Dr. Fairman has no financial interests related to this article.

In the context of supporting a vascular residency training program, I want our fellows to get a broad-based experience that includes all of the commercially available aortic devices. This supports our goal of graduating fellows who have developed their aortic endovascular skills using a variety of devices, so they should feel confident when they enter practice. To support this philosophy at Penn, we have established and supported a corporate supply chain system that allows us to maintain a diverse inventory of aortic stent grafts on consignment, all of which are relatively aligned with regard to cost.

It is difficult to make a strong, data-driven argument favoring one EVAR device over another. All of the commercially available devices have gone through numerous iterations over time; looking at 5-year pivotal trial data has demonstrated robust clinical outcomes without indicating device superiority or inferiority.

Peter R. Nelson, MD, MS

Associate Professor of Surgery
University of South Florida Morsani College of Medicine
Tampa, Florida

Dr. Nelson is on the Scientific Advisory Board and is Principal Investigator for the Endologix PEVAR trial, but has no direct financial conflicts of interest related to this article.

My first response to this question is, “Whatever graft fits the patient's anatomy best.” I have always used an anatomydirected approach for device selection and sizing to take advantage of the fact that each of the available AAA stent graft systems has certain features that make it uniquely applicable in different situations.

With that said, the Endologix AFX aortic stent graft system differs from the other approved EVAR systems in several ways. It features the only unibody main body component, in contrast to the usual two- or three-component modular design. The device is placed directly onto the aortic bifurcation, providing secure anatomic fixation, eliminating main body graft migration, and essentially relining the distal aorta and common iliac arteries. The base component is then complemented by an aortic extension cuff that is available in either an infrarenal or transrenal option that provides seal through radial force and the ability of the compliant expanded polytetrafluoroethylene (ePTFE) graft material to accommodate irregularities in the aortic wall. Fixation and seal are then addressed independently by key features of the graft system.

The AFX system handles irregular neck anatomy well with its tolerance to oversizing. The 34-mm-diameter aortic extension is approved for a ≥ 23-mm neck diameter, so the surgeon can be aggressive with oversizing in cases of reverse-tapered or ectatic, irregular neck morphology. This, combined with the compliant ePTFE fabric, allows treatment of the challenging neck with less fear of a resulting type IA endoleak. These concepts also apply to iliac ectasia and distal seal.

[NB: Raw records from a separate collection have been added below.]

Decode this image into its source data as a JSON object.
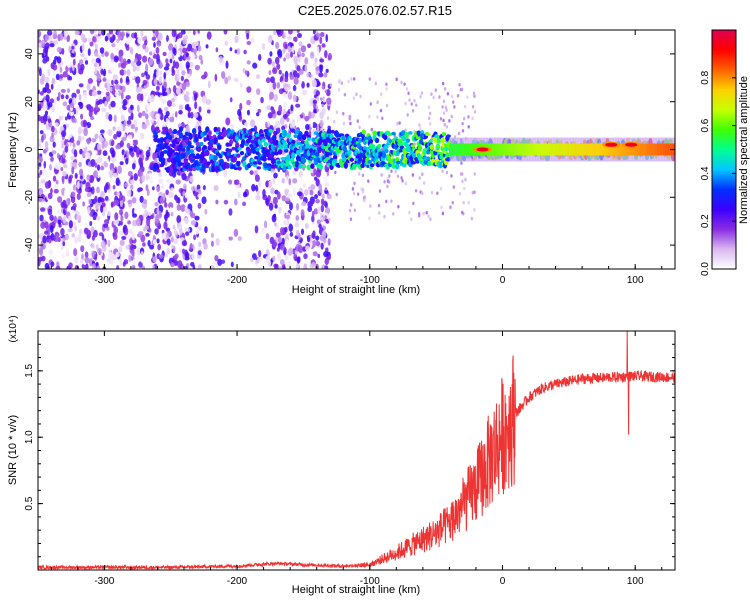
{
  "title": "C2E5.2025.076.02.57.R15",
  "chart_data": [
    {
      "type": "heatmap",
      "xlabel": "Height of straight line (km)",
      "ylabel": "Frequency (Hz)",
      "xlim": [
        -350,
        130
      ],
      "ylim": [
        -50,
        50
      ],
      "x_ticks": [
        -300,
        -200,
        -100,
        0,
        100
      ],
      "x_tick_labels": [
        "-300",
        "-200",
        "-100",
        "0",
        "100"
      ],
      "y_ticks": [
        -40,
        -20,
        0,
        20,
        40
      ],
      "y_tick_labels": [
        "-40",
        "-20",
        "0",
        "20",
        "40"
      ],
      "colorbar": {
        "label": "Normalized spectral amplitude",
        "range": [
          0,
          1
        ],
        "ticks": [
          0,
          0.2,
          0.4,
          0.6,
          0.8
        ],
        "tick_labels": [
          "0.0",
          "0.2",
          "0.4",
          "0.6",
          "0.8"
        ],
        "colors": [
          "#ffffff",
          "#d8b8f0",
          "#8a2be2",
          "#3a00ff",
          "#0030ff",
          "#00c8ff",
          "#00ff90",
          "#40ff00",
          "#c8ff00",
          "#ffd000",
          "#ff6000",
          "#ff0000",
          "#e00050"
        ]
      },
      "features": [
        {
          "name": "noise region",
          "x_range": [
            -350,
            -130
          ],
          "y_range": [
            -50,
            50
          ],
          "amplitude": 0.12
        },
        {
          "name": "carrier",
          "x_range": [
            -262,
            130
          ],
          "center_frequency": 0,
          "amplitude_start": 0.3,
          "amplitude_end": 0.85
        },
        {
          "name": "peak",
          "x": -15,
          "frequency": 0,
          "amplitude": 0.95
        },
        {
          "name": "peak",
          "x": 82,
          "frequency": 2,
          "amplitude": 0.95
        },
        {
          "name": "peak",
          "x": 97,
          "frequency": 2,
          "amplitude": 0.95
        }
      ]
    },
    {
      "type": "line",
      "xlabel": "Height of straight line (km)",
      "ylabel": "SNR (10 * v/v)",
      "scale_label": "(x10⁴)",
      "xlim": [
        -350,
        130
      ],
      "ylim": [
        0,
        1.8
      ],
      "x_ticks": [
        -300,
        -200,
        -100,
        0,
        100
      ],
      "x_tick_labels": [
        "-300",
        "-200",
        "-100",
        "0",
        "100"
      ],
      "y_ticks": [
        0.5,
        1.0,
        1.5
      ],
      "y_tick_labels": [
        "0.5",
        "1.0",
        "1.5"
      ],
      "series": [
        {
          "color": "#ee3333",
          "x": [
            -350,
            -300,
            -250,
            -200,
            -170,
            -150,
            -120,
            -100,
            -80,
            -60,
            -50,
            -40,
            -30,
            -20,
            -10,
            0,
            10,
            20,
            30,
            40,
            60,
            80,
            100,
            130
          ],
          "values": [
            0.02,
            0.02,
            0.02,
            0.03,
            0.05,
            0.04,
            0.03,
            0.04,
            0.13,
            0.23,
            0.28,
            0.35,
            0.48,
            0.62,
            0.82,
            1.02,
            1.18,
            1.3,
            1.37,
            1.4,
            1.44,
            1.45,
            1.46,
            1.45
          ]
        }
      ],
      "annotations": [
        {
          "x": 94,
          "value": 1.8,
          "note": "spike max"
        },
        {
          "x": 95,
          "value": 1.02,
          "note": "spike min"
        }
      ]
    }
  ]
}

The prevalence of a narrow distal aorta (< 20 mm) associated with AAA may be as high as 65%. In these situations, relining the aortic bifurcation with the AFX device is more appealing than trying to squeeze two limbs side-by-side through the small calcified lumen or switching to an aortouni- iliac stent with a femoral-femoral bypass. Relining provides the ability to more aggressively postdilate the bifurcation to ensure an adequate-flow lumen and lower limb occlusion rates.

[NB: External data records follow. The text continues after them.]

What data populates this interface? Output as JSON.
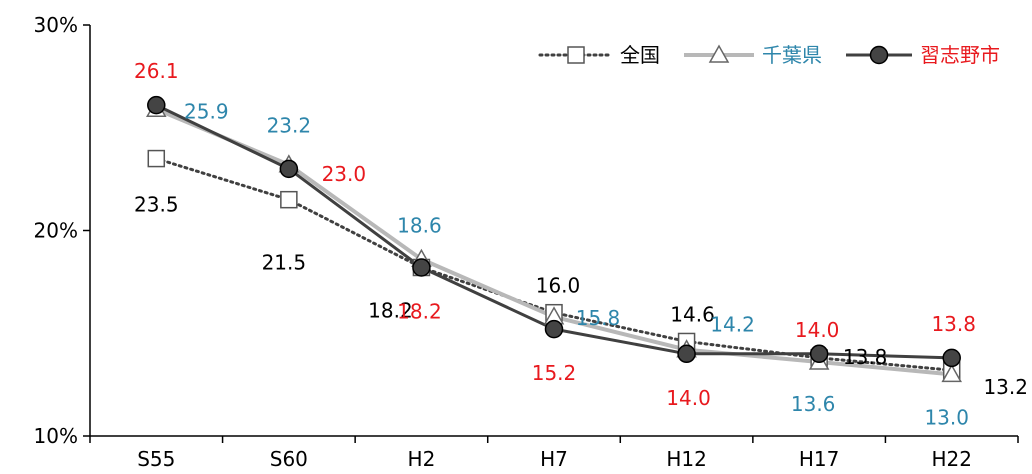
{
  "chart_data": {
    "type": "line",
    "title": "",
    "xlabel": "",
    "ylabel": "",
    "categories": [
      "S55",
      "S60",
      "H2",
      "H7",
      "H12",
      "H17",
      "H22"
    ],
    "ylim": [
      10,
      30
    ],
    "yticks": [
      {
        "value": 10,
        "label": "10%"
      },
      {
        "value": 20,
        "label": "20%"
      },
      {
        "value": 30,
        "label": "30%"
      }
    ],
    "grid": false,
    "legend": "top-right",
    "series": [
      {
        "name": "全国",
        "color": "#404040",
        "label_color": "#000000",
        "line_style": "dotted",
        "marker": "square",
        "values": [
          23.5,
          21.5,
          18.2,
          16.0,
          14.6,
          13.8,
          13.2
        ],
        "labels": [
          "23.5",
          "21.5",
          "18.2",
          "16.0",
          "14.6",
          "13.8",
          "13.2"
        ]
      },
      {
        "name": "千葉県",
        "color": "#b8b8b8",
        "label_color": "#2e86ab",
        "line_style": "solid",
        "marker": "triangle",
        "values": [
          25.9,
          23.2,
          18.6,
          15.8,
          14.2,
          13.6,
          13.0
        ],
        "labels": [
          "25.9",
          "23.2",
          "18.6",
          "15.8",
          "14.2",
          "13.6",
          "13.0"
        ]
      },
      {
        "name": "習志野市",
        "color": "#404040",
        "label_color": "#e8191e",
        "line_style": "solid",
        "marker": "circle",
        "values": [
          26.1,
          23.0,
          18.2,
          15.2,
          14.0,
          14.0,
          13.8
        ],
        "labels": [
          "26.1",
          "23.0",
          "18.2",
          "15.2",
          "14.0",
          "14.0",
          "13.8"
        ]
      }
    ]
  }
}
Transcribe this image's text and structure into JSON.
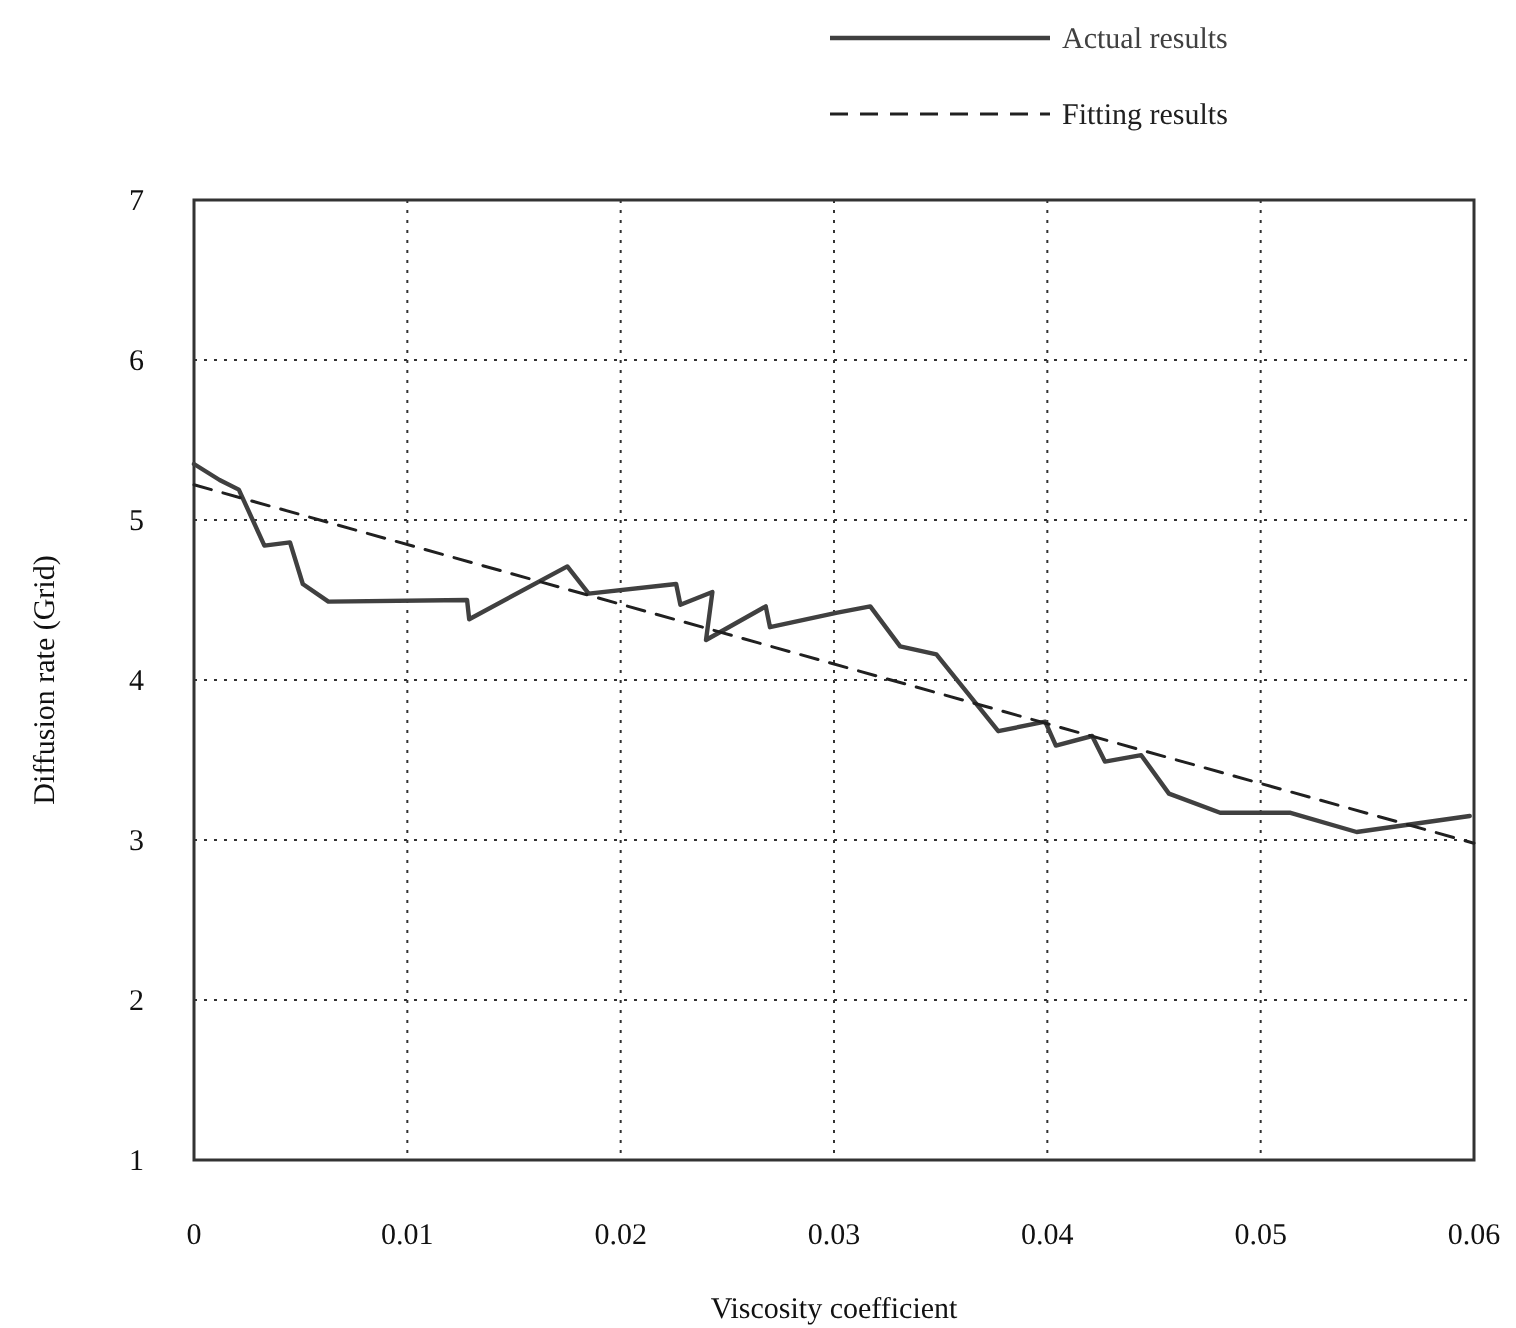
{
  "chart_data": {
    "type": "line",
    "xlabel": "Viscosity coefficient",
    "ylabel": "Diffusion rate (Grid)",
    "xlim": [
      0,
      0.06
    ],
    "xticks": [
      0,
      0.01,
      0.02,
      0.03,
      0.04,
      0.05,
      0.06
    ],
    "ylim": [
      1,
      7
    ],
    "yticks": [
      1,
      2,
      3,
      4,
      5,
      6,
      7
    ],
    "grid": true,
    "legend": "top right",
    "series": [
      {
        "name": "Actual results",
        "color": "#404040",
        "line_style": "solid",
        "x": [
          0,
          0.0012,
          0.0021,
          0.0033,
          0.0045,
          0.0051,
          0.0063,
          0.0128,
          0.0129,
          0.0175,
          0.0185,
          0.0226,
          0.0228,
          0.0243,
          0.024,
          0.0268,
          0.027,
          0.0301,
          0.0317,
          0.0331,
          0.0348,
          0.0377,
          0.0399,
          0.0404,
          0.0421,
          0.0427,
          0.0444,
          0.0457,
          0.0481,
          0.0514,
          0.0545,
          0.0598
        ],
        "values": [
          5.35,
          5.25,
          5.19,
          4.84,
          4.86,
          4.6,
          4.49,
          4.5,
          4.38,
          4.71,
          4.54,
          4.6,
          4.47,
          4.55,
          4.25,
          4.46,
          4.33,
          4.42,
          4.46,
          4.21,
          4.16,
          3.68,
          3.74,
          3.59,
          3.65,
          3.49,
          3.53,
          3.29,
          3.17,
          3.17,
          3.05,
          3.15
        ]
      },
      {
        "name": "Fitting results",
        "color": "#202020",
        "line_style": "dashed",
        "x": [
          0,
          0.06
        ],
        "values": [
          5.22,
          2.98
        ]
      }
    ]
  }
}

Finally, the main body device and aortic or iliac extensions are delivered through a single 17-F ID hydrophilic access sheath without the need for exchanges. The contralateral side is managed through a 9-F sheath that is approved for standard percutaneous access and makes AFX the lowestprofile system currently available. The system can therefore be used in patients with small, diseased iliac access vessels without the need for a conduit, especially in patients with severe asymmetric disease on one side that can be safely traversed without the need for a larger limb delivery sheath. This low-profile design and single indwelling delivery sheath also make AFX particularly well suited for percutaneous delivery (PEVAR). Recently presented results from the PEVAR trial showing favorable outcomes using a preclose technique as compared to standard femoral cutdown should provide AFX the first on-label indication for fully percutaneous EVAR.